NEWS IN BRIEF

— Target purchases land in LR for $6.75 million

Minneapolis-based Target Corp. paid $6.75 million for about 8.48 acres of land at the Park Avenue development that will replace the demolished University Mall in midtown Little Rock, according to a filing with the Pulaski County Clerk's office.

Target announced Sept. 14 that it is going ahead with plans to put a 137,000 square foot store at the Park Avenue site, a mixed use development being built by Strode Property Co. of Dallas.

SPC Park Avenue Limited Partnership is listed as the seller in the Sept. 15 filing.

Strode also developed the nearby Midtowne Little Rock shopping center, which contained the state's first stores in the Container Store and Pottery Barn chains.

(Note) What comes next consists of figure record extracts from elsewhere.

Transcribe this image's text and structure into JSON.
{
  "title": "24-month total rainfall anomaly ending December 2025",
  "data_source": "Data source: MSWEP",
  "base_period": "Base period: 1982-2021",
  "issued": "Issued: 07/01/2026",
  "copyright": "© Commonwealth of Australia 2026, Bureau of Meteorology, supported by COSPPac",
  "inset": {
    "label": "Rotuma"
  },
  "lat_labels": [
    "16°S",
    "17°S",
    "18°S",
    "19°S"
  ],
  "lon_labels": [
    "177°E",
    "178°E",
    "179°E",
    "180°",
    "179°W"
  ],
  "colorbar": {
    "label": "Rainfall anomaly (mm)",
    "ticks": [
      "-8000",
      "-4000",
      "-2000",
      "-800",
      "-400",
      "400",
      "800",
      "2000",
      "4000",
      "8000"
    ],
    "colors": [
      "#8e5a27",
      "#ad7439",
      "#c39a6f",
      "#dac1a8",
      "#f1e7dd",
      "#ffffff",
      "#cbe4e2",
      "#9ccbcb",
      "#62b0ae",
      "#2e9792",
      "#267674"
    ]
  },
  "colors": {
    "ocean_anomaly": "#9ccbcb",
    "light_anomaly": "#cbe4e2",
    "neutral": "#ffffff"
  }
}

The Target is scheduled to open in October 2010.

Fayetteville trust gives lender property in suit

Metropolitan National Bank and representatives of the Bob L. Gaddy Trust agreed to a consent judgment in a $27 million lawsuit filed by the bank on Sept. 22, leaving the lender in possession of pledged properties and an additional $2 million owed by the estate.

The consent judgment was filed Friday in Washington County Circuit Court.

Metropolitan National Bank filed the lawsuit seeking more than $27 million from the estate of Bob L. Gaddy for nonpayment of four loans, plus court costs and attorneys' fees.

Gaddy, a Fayetteville businessman and philanthropist, died Sept. 21, 2008.

The lawsuit says the loans were executed between 2004 and early 2008 and were modified several times.

Named as defendants in the suit were Jeff L. Gaddy and Linda A. Gaddy, representatives and trustees of the Bob L. Gaddy Estate and Bob L. Gaddy Trust;

Gaddy Investment Co.;

Gaddy Properties LLC;

and Vestamerica Inc., a real estate firm incorporated in Colorado but with its primary place of business in Washington County.

Arkansas Index jumps;

all banking stocks rise

The Arkansas Index, a price-weighted index that tracks the largest public companies based in the state, rose 2.82 to 161.48 Monday.

All of the state's banking stocks moved higher with shares of Simmons First National jumping 5.8 percent, said Chris Harkins, senior vice president and managing director of Delta Trust Investments Inc. in Little Rock.

Volume on the index was 30.3 million shares;

the average is 35.5 million.

The index was developed by Bloomberg News and the Arkansas Democrat-Gazette with a base value of 100 as of Dec. 30, 1997.